Bajo el nombre de Tame Impala, el productor, compositor y multiinstrumentista australiano Kevin Parker lanzó “Deadbeat”, su quinto álbum de estudio, una obra que combina psicodelia, minimalismo y espíritu noventero en un viaje sonoro que marca un nuevo punto de inflexión en su carrera.
Publicado a través de Columbia Records, Deadbeat llega tras una intensa campaña de expectativa con los singles “Loser”, “End of Summer” y “Drácula”, todos con alto impacto en el Hot 100 de Billboard y en los rankings alternativos internacionales. El álbum se abre con “My Old Ways”, cuya pieza audiovisual, dirigida bajo un estilo cinéma vérité, muestra el proceso creativo de Parker a lo largo de distintos países y estudios del mundo.
Un salto hacia el caos
Lejos del perfeccionismo pulido de discos anteriores, Deadbeat suena crudo, inmediato y emocional. Parker toma la estética rave de los 90, la fusiona con la psicodelia expansiva que lo caracteriza, y construye con introspección bailable, vulnerabilidad y ritmo lo que podría definirse como un nuevo manifiesto de Tame Impala.

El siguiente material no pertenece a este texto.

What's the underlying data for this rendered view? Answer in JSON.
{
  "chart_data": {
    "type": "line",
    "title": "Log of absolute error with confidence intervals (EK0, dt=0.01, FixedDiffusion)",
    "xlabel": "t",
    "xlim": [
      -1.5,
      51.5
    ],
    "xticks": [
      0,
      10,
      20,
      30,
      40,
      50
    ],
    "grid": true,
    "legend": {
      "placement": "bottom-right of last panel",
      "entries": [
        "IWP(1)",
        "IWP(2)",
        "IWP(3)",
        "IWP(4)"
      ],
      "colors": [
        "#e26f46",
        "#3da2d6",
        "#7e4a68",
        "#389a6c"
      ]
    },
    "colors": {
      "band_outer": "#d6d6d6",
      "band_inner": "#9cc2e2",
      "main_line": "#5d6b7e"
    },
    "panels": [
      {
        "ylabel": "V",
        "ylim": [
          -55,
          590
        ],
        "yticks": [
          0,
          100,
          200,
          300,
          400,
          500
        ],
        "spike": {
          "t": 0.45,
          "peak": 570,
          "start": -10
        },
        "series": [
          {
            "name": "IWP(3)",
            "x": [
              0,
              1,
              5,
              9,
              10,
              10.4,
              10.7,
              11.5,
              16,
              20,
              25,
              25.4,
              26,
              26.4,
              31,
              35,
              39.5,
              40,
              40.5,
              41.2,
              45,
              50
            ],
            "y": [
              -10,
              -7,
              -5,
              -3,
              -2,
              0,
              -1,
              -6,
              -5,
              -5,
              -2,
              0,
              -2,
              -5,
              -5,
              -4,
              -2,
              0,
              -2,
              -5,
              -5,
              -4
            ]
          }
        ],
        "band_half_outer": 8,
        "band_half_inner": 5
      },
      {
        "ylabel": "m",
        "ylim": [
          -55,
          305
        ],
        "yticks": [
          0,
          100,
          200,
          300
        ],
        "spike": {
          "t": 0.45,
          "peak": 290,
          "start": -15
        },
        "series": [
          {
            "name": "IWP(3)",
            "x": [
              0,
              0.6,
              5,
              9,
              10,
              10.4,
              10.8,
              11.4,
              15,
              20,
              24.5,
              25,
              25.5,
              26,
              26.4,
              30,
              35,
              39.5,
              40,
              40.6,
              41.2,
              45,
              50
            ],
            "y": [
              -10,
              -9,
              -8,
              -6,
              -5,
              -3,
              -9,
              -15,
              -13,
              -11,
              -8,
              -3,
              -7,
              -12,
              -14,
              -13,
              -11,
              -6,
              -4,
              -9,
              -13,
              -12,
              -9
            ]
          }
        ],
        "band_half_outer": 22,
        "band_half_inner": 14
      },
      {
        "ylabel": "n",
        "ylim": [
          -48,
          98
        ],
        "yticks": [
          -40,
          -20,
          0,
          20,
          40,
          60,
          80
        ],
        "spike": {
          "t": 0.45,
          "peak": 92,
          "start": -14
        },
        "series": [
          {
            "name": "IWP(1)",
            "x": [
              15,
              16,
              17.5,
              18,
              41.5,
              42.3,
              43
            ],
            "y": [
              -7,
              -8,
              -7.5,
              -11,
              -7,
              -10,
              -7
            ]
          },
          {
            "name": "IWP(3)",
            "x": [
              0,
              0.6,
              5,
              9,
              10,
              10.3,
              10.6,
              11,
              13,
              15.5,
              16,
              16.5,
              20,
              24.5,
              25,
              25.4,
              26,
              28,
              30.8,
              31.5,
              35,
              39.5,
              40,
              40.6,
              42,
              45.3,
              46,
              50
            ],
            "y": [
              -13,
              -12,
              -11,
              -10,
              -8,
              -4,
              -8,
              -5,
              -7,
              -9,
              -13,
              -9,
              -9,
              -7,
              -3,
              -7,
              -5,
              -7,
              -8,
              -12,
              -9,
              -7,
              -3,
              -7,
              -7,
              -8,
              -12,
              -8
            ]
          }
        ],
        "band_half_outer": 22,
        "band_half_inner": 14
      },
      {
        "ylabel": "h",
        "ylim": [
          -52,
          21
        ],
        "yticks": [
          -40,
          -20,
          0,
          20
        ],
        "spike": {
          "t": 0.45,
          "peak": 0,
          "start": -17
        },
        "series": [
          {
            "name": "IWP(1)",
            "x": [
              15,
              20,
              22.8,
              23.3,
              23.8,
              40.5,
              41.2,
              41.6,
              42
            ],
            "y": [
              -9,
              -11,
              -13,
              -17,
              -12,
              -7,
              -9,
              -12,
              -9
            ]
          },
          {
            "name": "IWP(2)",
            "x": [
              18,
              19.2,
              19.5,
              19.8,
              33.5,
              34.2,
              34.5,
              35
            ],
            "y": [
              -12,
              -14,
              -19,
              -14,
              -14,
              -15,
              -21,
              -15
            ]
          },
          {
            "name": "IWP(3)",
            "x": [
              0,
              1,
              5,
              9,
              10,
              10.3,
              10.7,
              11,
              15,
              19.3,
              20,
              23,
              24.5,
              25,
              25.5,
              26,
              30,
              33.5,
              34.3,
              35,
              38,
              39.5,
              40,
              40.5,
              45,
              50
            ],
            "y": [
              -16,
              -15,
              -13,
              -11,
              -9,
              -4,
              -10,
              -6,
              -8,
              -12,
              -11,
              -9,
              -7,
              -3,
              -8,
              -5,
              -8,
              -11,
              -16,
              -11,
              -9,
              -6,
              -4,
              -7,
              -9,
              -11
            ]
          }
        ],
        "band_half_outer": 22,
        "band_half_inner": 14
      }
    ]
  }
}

El proyecto fue gestado entre Fremantle y su mítico estudio Wave House, en Injidup, Australia Occidental. Allí, Parker se permitió improvisar y dejarse llevar por la espontaneidad, alcanzando un equilibrio entre su obsesión por el detalle y una libertad sonora poco común en su discografía.
Entre lo íntimo y lo colectivo
El crítico Grayson Haver Currin (GQ Hype) define Deadbeat como “un último acto de aceptación”, donde Parker “abandona la búsqueda de control para encontrarse con la persona que siempre fue”. El resultado es un álbum donde la melancolía y el groove conviven, con una producción hipnótica que logra ser experimental sin perder el pulso pop.
Una década de influencia
Kevin Parker, considerado uno de los arquitectos del sonido alternativo contemporáneo, ha expandido su universo colaborando con artistas como Kendrick Lamar, Travis Scott, Rihanna y Lady Gaga. Su legado, construido sobre una mezcla única de pop, rock y electrónica psicodélica, ha dejado huella en toda una generación de productores.
Con más de 13 premios ARIA, múltiples certificaciones de platino y el hito de más de 2 mil millones de reproducciones de “The Less I Know The Better”, Parker consolida su reputación como uno de los creadores más visionarios de la música moderna.
Con Deadbeat, Tame Impala reconfigura su propio mito, explorando la madurez, la identidad y el ruido interno de un artista que, una vez más, logra reinventar el futuro desde su propia cabeza.